Mazurka is a music of serfs, a work rhythm where villagers would thresh grains with flails and chop heads of cabbage to a collective beat. With no distinction between performers and passive recipients, the music served as a kind of collective figure generated by all members of the community. Each group performed this style differently, innovating and improvising along the cadence with surprising rhythmic accents. In the nineteenth century, Frederic Chopin appropriated and formalized the folk tempo of mazurka, popularizing the music in the salons of elite European society. From France the Mazurkas spread further - reaching Germany, Scandinavia, Italy, Austria, Ireland, Russia, the Netherlands, Spain and Portugal. During processes of colonialism, this sound developed in the colonies of the Dutch and French Antilles, Azores, Cuba, Curacao, Cape Verde and the Canary Islands, and even in Brazil, Mexico, Nicaragua, and the Philippines. Originating as a cadence of collective liberty that turned work and hard times into recreation, and appropriated by aristocracy, this music of Polish peasants returned to its folk substrate and took root among the people in these places, a colonial import whose origins were rediscovered by local communities in a desire for collective identity, independence and freedom. The music was adopted into local cultures, fusing with specific cultural influences, practices, and traditions in each location so as to become entirely new forms, yet still moving to similar steps and with similar collective ethics.

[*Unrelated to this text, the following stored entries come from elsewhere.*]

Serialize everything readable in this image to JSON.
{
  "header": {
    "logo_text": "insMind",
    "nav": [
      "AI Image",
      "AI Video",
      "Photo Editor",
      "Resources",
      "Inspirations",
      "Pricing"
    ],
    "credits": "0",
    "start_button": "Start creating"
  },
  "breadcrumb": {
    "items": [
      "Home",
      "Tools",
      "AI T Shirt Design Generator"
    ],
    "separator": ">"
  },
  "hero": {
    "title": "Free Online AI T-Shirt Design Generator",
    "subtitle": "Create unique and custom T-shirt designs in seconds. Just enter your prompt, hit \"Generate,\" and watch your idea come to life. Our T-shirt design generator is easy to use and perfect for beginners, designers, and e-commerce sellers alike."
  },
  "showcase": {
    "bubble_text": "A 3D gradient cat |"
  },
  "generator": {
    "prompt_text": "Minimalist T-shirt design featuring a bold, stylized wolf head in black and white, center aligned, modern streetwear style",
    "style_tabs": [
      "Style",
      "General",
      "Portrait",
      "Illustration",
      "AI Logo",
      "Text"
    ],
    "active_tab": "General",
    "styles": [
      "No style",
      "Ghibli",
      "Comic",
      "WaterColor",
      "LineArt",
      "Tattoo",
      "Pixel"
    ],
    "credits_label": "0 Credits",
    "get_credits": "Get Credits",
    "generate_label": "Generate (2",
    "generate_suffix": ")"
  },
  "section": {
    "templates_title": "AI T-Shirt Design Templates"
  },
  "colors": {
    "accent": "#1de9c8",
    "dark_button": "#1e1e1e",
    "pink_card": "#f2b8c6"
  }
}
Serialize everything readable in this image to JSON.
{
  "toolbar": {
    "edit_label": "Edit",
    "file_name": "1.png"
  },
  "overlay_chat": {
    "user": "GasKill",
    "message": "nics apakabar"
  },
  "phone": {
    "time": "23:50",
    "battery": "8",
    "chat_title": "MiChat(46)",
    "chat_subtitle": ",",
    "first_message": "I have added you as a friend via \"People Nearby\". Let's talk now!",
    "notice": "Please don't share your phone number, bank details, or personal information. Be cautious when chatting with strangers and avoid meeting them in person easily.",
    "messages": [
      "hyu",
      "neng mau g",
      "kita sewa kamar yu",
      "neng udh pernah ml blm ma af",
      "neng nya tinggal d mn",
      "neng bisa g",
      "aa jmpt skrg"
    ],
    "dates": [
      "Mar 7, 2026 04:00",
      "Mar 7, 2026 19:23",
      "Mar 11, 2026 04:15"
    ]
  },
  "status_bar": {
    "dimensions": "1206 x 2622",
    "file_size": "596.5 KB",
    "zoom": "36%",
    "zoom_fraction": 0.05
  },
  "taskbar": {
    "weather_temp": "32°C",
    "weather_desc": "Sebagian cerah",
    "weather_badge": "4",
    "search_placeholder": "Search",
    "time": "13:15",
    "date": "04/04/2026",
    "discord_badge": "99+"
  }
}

The Mazurka is a musical form that has blended with many Brazilian regional styles; traces can be found in forró and coco, for example. For Mbamba Mazurek,Tarasewicz has invited Associação Cultural Cachuera!, Filpo Ribeiro, and Gabriel Levy to collaborate and share their musical knowledge. Associação Cultural Cachuera! carries out Brazilian traditional popular culture research, education, and performance with an emphasis on afro origin communities from the Southeast region of Brazil. Their particular specialty is the Jongo, an Afro-Brazilian music and dance form from this region. Like Mazurka, the Jongo is a music developed by slaves, with an emphasis on communal performance, repetition, improvisation, circular dancing, and storytelling. The string-player Filpo Ribeiro and accordionist Gabriel Levy are well-regarded Sao Paulo-based musicians and composers who each research and perform music related to local and global popular music traditions. Using Polish and Brazilian Mazurka strains and the Afro-Brazilian tradition of Jongo as starting points, the performance will be a unique fusion that explores the circular relationships between labor, dance, rhythm, and community in global folk practices.